22.2.19

India to Stop its Water Share from Flowing into Pakistan

India said it will no longer allow its share of river waters to flow into Pakistan, signalling that it was taking a close look at punitive measures it can take as an upper riparian country following the Pulwama terror attack in which 40 soldiers were killed.

Water resources minister Nitin Gadkari made the announcement on social media platform Twitter: “Our government has decided to stop our share of water which used to flow to Pakistan. We will divert water from eastern rivers and supply it to our people in Jammu and Kashmir and Punjab.”

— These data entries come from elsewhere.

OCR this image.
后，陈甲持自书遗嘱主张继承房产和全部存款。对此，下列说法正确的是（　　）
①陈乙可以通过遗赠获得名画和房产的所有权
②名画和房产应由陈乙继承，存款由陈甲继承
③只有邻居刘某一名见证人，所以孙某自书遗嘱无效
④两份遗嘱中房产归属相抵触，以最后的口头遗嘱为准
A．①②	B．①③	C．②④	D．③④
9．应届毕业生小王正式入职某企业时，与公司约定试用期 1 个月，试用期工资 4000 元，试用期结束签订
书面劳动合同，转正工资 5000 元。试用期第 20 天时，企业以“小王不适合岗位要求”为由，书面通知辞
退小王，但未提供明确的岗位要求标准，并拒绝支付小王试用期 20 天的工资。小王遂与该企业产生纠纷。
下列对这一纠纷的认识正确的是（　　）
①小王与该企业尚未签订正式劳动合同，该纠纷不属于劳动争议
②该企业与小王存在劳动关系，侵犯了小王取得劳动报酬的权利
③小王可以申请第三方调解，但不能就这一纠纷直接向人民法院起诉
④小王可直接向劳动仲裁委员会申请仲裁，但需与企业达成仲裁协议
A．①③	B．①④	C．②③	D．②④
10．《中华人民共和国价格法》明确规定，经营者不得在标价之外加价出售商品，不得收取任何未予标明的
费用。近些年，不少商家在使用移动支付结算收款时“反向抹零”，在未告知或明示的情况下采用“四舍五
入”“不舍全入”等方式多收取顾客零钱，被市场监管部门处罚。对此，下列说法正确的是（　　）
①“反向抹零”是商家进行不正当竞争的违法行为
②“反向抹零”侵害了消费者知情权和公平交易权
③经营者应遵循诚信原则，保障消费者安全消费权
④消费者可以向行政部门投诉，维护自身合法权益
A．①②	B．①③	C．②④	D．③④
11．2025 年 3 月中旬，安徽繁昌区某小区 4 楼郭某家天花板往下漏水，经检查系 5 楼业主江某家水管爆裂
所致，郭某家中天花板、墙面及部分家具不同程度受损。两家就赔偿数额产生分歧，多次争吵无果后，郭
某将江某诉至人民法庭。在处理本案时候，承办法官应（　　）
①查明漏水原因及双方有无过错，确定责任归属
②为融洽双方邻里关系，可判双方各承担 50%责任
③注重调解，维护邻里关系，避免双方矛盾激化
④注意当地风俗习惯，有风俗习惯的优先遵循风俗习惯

This was in line with some of the government’s earlier decision to harness the rivers Ravi and Beas better. According to the 1960 Indus Waters Treaty, the eastern rivers of the water system — Sutlej, Ravi and Beas — were to be with India while Pakistan would get Indus, Jhelum and Chenab. On the main river Indus too, India was given the right to exploit without disturbing the flow or quantum.

However, India has not exploited the waters of Ravi and Beas largely due to inter-state disputes. Gadkari had last month succeeded in bringing chief ministers of six states — Punjab, Haryana, Uttar Pradesh, Uttarakhand, Rajasthan and Delhi — to sign an MoU to mutually store, divert and exploit India’s share in the Indus river system. J&K’s governor also recently gave the go-ahead to the Ujh (branch of river Ravi) project for the same purpose.

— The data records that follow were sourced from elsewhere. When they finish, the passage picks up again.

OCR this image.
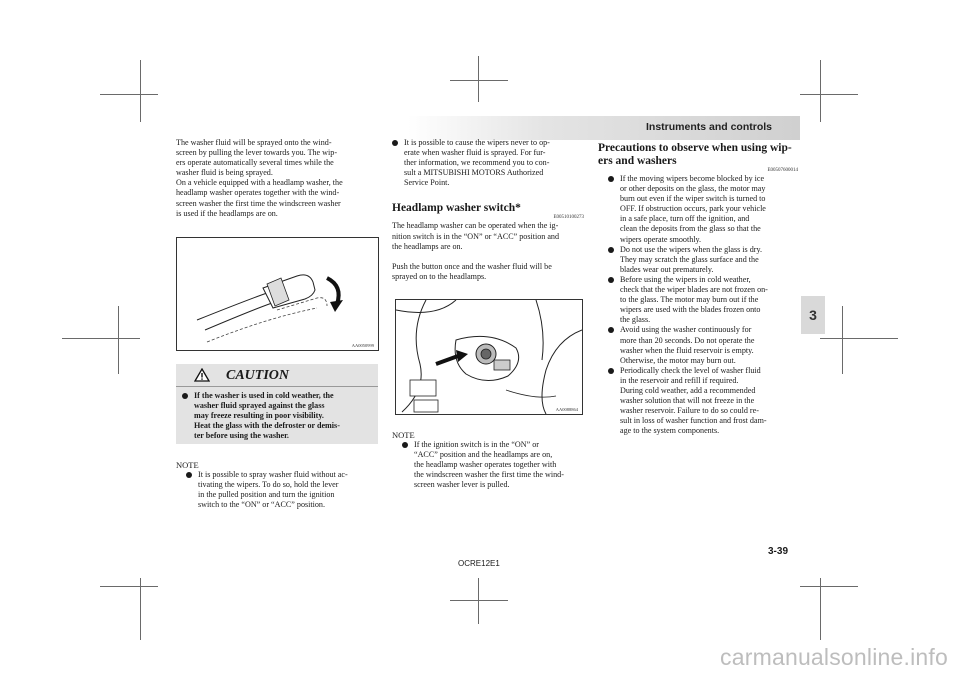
Instruments and controls
3

The washer fluid will be sprayed onto the wind-

screen by pulling the lever towards you. The wip-

ers operate automatically several times while the

washer fluid is being sprayed.

On a vehicle equipped with a headlamp washer, the

headlamp washer operates together with the wind-

screen washer the first time the windscreen washer

is used if the headlamps are on.

AA0050999
CAUTION

If the washer is used in cold weather, the

washer fluid sprayed against the glass

may freeze resulting in poor visibility.

Heat the glass with the defroster or demis-

ter before using the washer.

NOTE

It is possible to spray washer fluid without ac-

tivating the wipers. To do so, hold the lever

in the pulled position and turn the ignition

switch to the “ON” or “ACC” position.

It is possible to cause the wipers never to op-

erate when washer fluid is sprayed. For fur-

ther information, we recommend you to con-

sult a MITSUBISHI MOTORS Authorized

Service Point.

Headlamp washer switch*

E00510100273

The headlamp washer can be operated when the ig-

nition switch is in the “ON” or “ACC” position and

the headlamps are on.

Push the button once and the washer fluid will be

sprayed on to the headlamps.

AA0088864

NOTE

If the ignition switch is in the “ON” or

“ACC” position and the headlamps are on,

the headlamp washer operates together with

the windscreen washer the first time the wind-

screen washer lever is pulled.

Precautions to observe when using wip-

ers and washers

E00507600014

If the moving wipers become blocked by ice

or other deposits on the glass, the motor may

burn out even if the wiper switch is turned to

OFF. If obstruction occurs, park your vehicle

in a safe place, turn off the ignition, and

clean the deposits from the glass so that the

wipers operate smoothly.

Do not use the wipers when the glass is dry.

They may scratch the glass surface and the

blades wear out prematurely.

Before using the wipers in cold weather,

check that the wiper blades are not frozen on-

to the glass. The motor may burn out if the

wipers are used with the blades frozen onto

the glass.

Avoid using the washer continuously for

more than 20 seconds. Do not operate the

washer when the fluid reservoir is empty.

Otherwise, the motor may burn out.

Periodically check the level of washer fluid

in the reservoir and refill if required.

During cold weather, add a recommended

washer solution that will not freeze in the

washer reservoir. Failure to do so could re-

sult in loss of washer function and frost dam-

age to the system components.

OCRE12E1
3-39
carmanualsonline.info
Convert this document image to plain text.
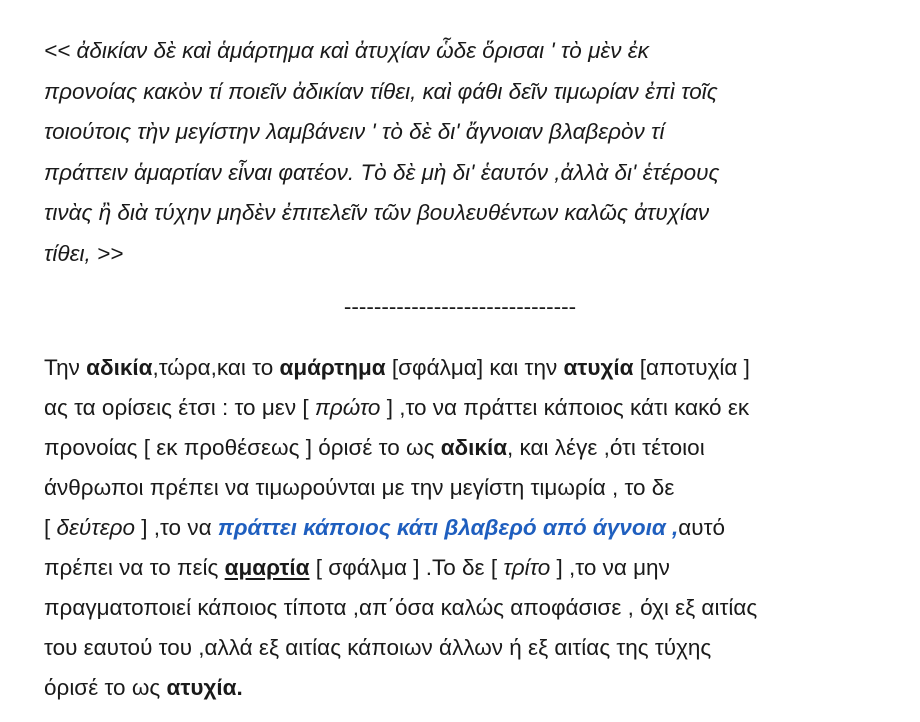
<< ἀδικίαν δὲ καὶ ἁμάρτημα καὶ ἀτυχίαν ὧδε ὅρισαι ' τὸ μὲν ἐκ
προνοίας κακὸν τί ποιεῖν ἀδικίαν τίθει, καὶ φάθι δεῖν τιμωρίαν ἐπὶ τοῖς
τοιούτοις τὴν μεγίστην λαμβάνειν ' τὸ δὲ δι' ἄγνοιαν βλαβερὸν τί
πράττειν ἁμαρτίαν εἶναι φατέον. Τὸ δὲ μὴ δι' ἑαυτόν ,ἀλλὰ δι' ἑτέρους
τινὰς ἢ διὰ τύχην μηδὲν ἐπιτελεῖν τῶν βουλευθέντων καλῶς ἀτυχίαν
τίθει, >>
-------------------------------
Την αδικία,τώρα,και το αμάρτημα [σφάλμα] και την ατυχία [αποτυχία ]
ας τα ορίσεις έτσι : το μεν [ πρώτο ] ,το να πράττει κάποιος κάτι κακό εκ
προνοίας [ εκ προθέσεως ] όρισέ το ως αδικία, και λέγε ,ότι τέτοιοι
άνθρωποι πρέπει να τιμωρούνται με την μεγίστη τιμωρία , το δε
[ δεύτερο ] ,το να πράττει κάποιος κάτι βλαβερό από άγνοια ,αυτό
πρέπει να το πείς αμαρτία [ σφάλμα ] .Το δε [ τρίτο ] ,το να μην
πραγματοποιεί κάποιος τίποτα ,απ΄όσα καλώς αποφάσισε , όχι εξ αιτίας
του εαυτού του ,αλλά εξ αιτίας κάποιων άλλων ή εξ αιτίας της τύχης
όρισέ το ως ατυχία.
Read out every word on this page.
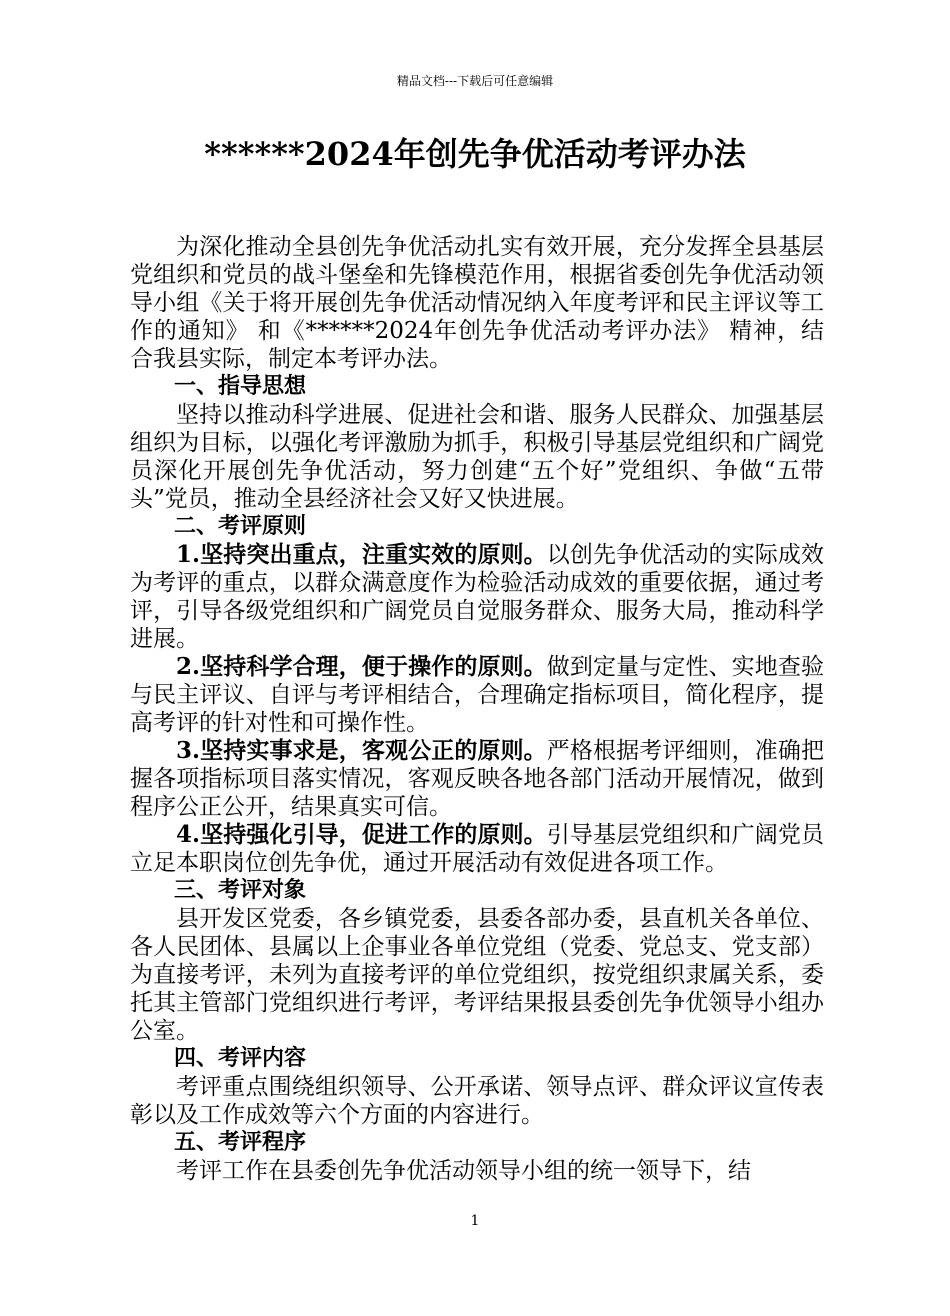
精品文档---下载后可任意编辑
******2024年创先争优活动考评办法

为深化推动全县创先争优活动扎实有效开展，充分发挥全县基层党组织和党员的战斗堡垒和先锋模范作用，根据省委创先争优活动领导小组《关于将开展创先争优活动情况纳入年度考评和民主评议等工作的通知》 和《******2024年创先争优活动考评办法》 精神，结合我县实际，制定本考评办法。

一、指导思想

坚持以推动科学进展、促进社会和谐、服务人民群众、加强基层组织为目标，以强化考评激励为抓手，积极引导基层党组织和广阔党员深化开展创先争优活动，努力创建“五个好”党组织、争做“五带头”党员，推动全县经济社会又好又快进展。

二、考评原则

1.坚持突出重点，注重实效的原则。以创先争优活动的实际成效为考评的重点，以群众满意度作为检验活动成效的重要依据，通过考评，引导各级党组织和广阔党员自觉服务群众、服务大局，推动科学进展。

2.坚持科学合理，便于操作的原则。做到定量与定性、实地查验与民主评议、自评与考评相结合，合理确定指标项目，简化程序，提高考评的针对性和可操作性。

3.坚持实事求是，客观公正的原则。严格根据考评细则，准确把握各项指标项目落实情况，客观反映各地各部门活动开展情况，做到程序公正公开，结果真实可信。

4.坚持强化引导，促进工作的原则。引导基层党组织和广阔党员立足本职岗位创先争优，通过开展活动有效促进各项工作。

三、考评对象

县开发区党委，各乡镇党委，县委各部办委，县直机关各单位、各人民团体、县属以上企事业各单位党组（党委、党总支、党支部）为直接考评，未列为直接考评的单位党组织，按党组织隶属关系，委托其主管部门党组织进行考评，考评结果报县委创先争优领导小组办公室。

四、考评内容

考评重点围绕组织领导、公开承诺、领导点评、群众评议宣传表彰以及工作成效等六个方面的内容进行。

五、考评程序

考评工作在县委创先争优活动领导小组的统一领导下，结

1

Officials, however, clarified that this move does not violate the Indus Waters Treaty; instead it’s aimed at harnessing the amount of water entitled to India.

“The construction of dam started at Shahpur-Kandi on Ravi river. Moreover, Ujh project will store our share of water for use in J&K and the balance water will flow from the second Ravi-Beas link to provide water to other basin states,” he said in his tweet.

Prime Minister Narendra Modi had set the tone for this policy after the Uri attack in 2016 when he said, “Blood and water cannot flow together.” All these projects, Gadkari said, have been declared as ‘national projects’.